Weave: Efficient Co-Scheduling for Disaggregated RL Post-Training
Published in USENIX OSDI’26, 2025
Rollout–training disaggregation is emerging as the standard architecture for Reinforcement Learning (RL) post-training, where memory-bound rollout and compute-bound training are physically disaggregated onto purpose-built clusters to maximize hardware efficiency. However, the strict synchronization required by on-policy algorithms introduces severe dependency bubbles, forcing one cluster to idle while the dependent phase is running on the other. We present Weave, a cluster scheduling framework that reclaims these bubbles through cross-cluster orchestration. Weave is built on the insight that the structural idleness of one job can be effectively utilized by the active phase of another. To realize this, we introduce the co-execution group abstraction, which partitions the cluster into isolated locality domains.
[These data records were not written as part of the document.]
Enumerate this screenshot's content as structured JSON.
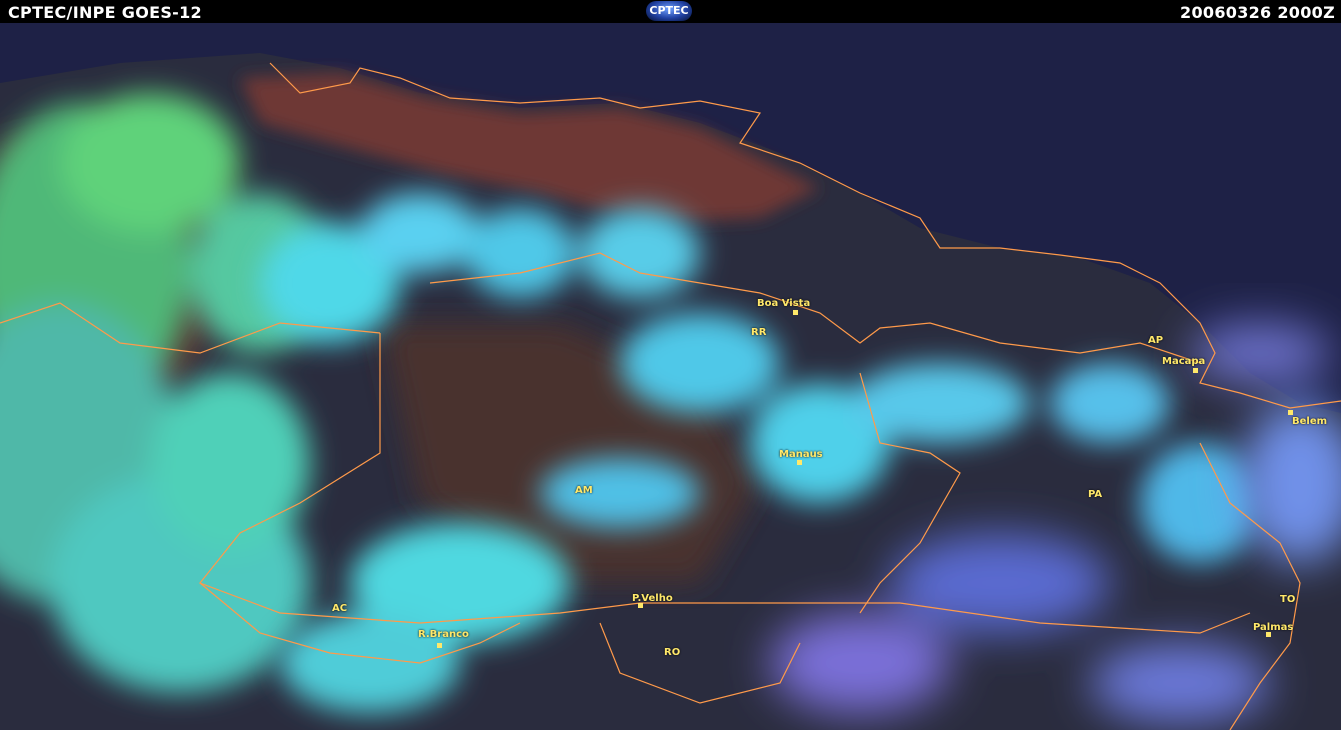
{
  "header": {
    "left_title": "CPTEC/INPE  GOES-12",
    "logo_text": "CPTEC",
    "timestamp": "20060326  2000Z"
  },
  "colors": {
    "ocean": "#1e2146",
    "land": "#7a3a36",
    "cloud_cyan": "#4fd8e8",
    "cloud_green": "#5fd27a",
    "cloud_violet": "#7a70d8",
    "borders": "#ff9a4a",
    "labels": "#ffe86a"
  },
  "map": {
    "states": [
      {
        "id": "rr",
        "text": "RR"
      },
      {
        "id": "ap",
        "text": "AP"
      },
      {
        "id": "am",
        "text": "AM"
      },
      {
        "id": "pa",
        "text": "PA"
      },
      {
        "id": "ac",
        "text": "AC"
      },
      {
        "id": "ro",
        "text": "RO"
      },
      {
        "id": "to",
        "text": "TO"
      }
    ],
    "cities": [
      {
        "id": "boa-vista",
        "text": "Boa Vista"
      },
      {
        "id": "macapa",
        "text": "Macapa"
      },
      {
        "id": "belem",
        "text": "Belem"
      },
      {
        "id": "manaus",
        "text": "Manaus"
      },
      {
        "id": "p-velho",
        "text": "P.Velho"
      },
      {
        "id": "r-branco",
        "text": "R.Branco"
      },
      {
        "id": "palmas",
        "text": "Palmas"
      }
    ]
  }
}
This abstraction enables a twotier scheduling architecture: an inter-group scheduler that optimizes job placement using conservative stochastic planning, and an intra-group scheduler that orchestrates a provably optimal round-robin schedule. The group abstraction also imposes a residency constraint, ensuring that massive model states remain cached in host memory to enable “warm-start” context switching. We evaluate Weave on a production-scale testbed with 328 H20 and 328 H800 GPUs. Weave improves cost efficiency by 1.84× over standard disaggregation and 1.38× over state-of-the-art co-located baselines, all while achieving 100% SLO attainment.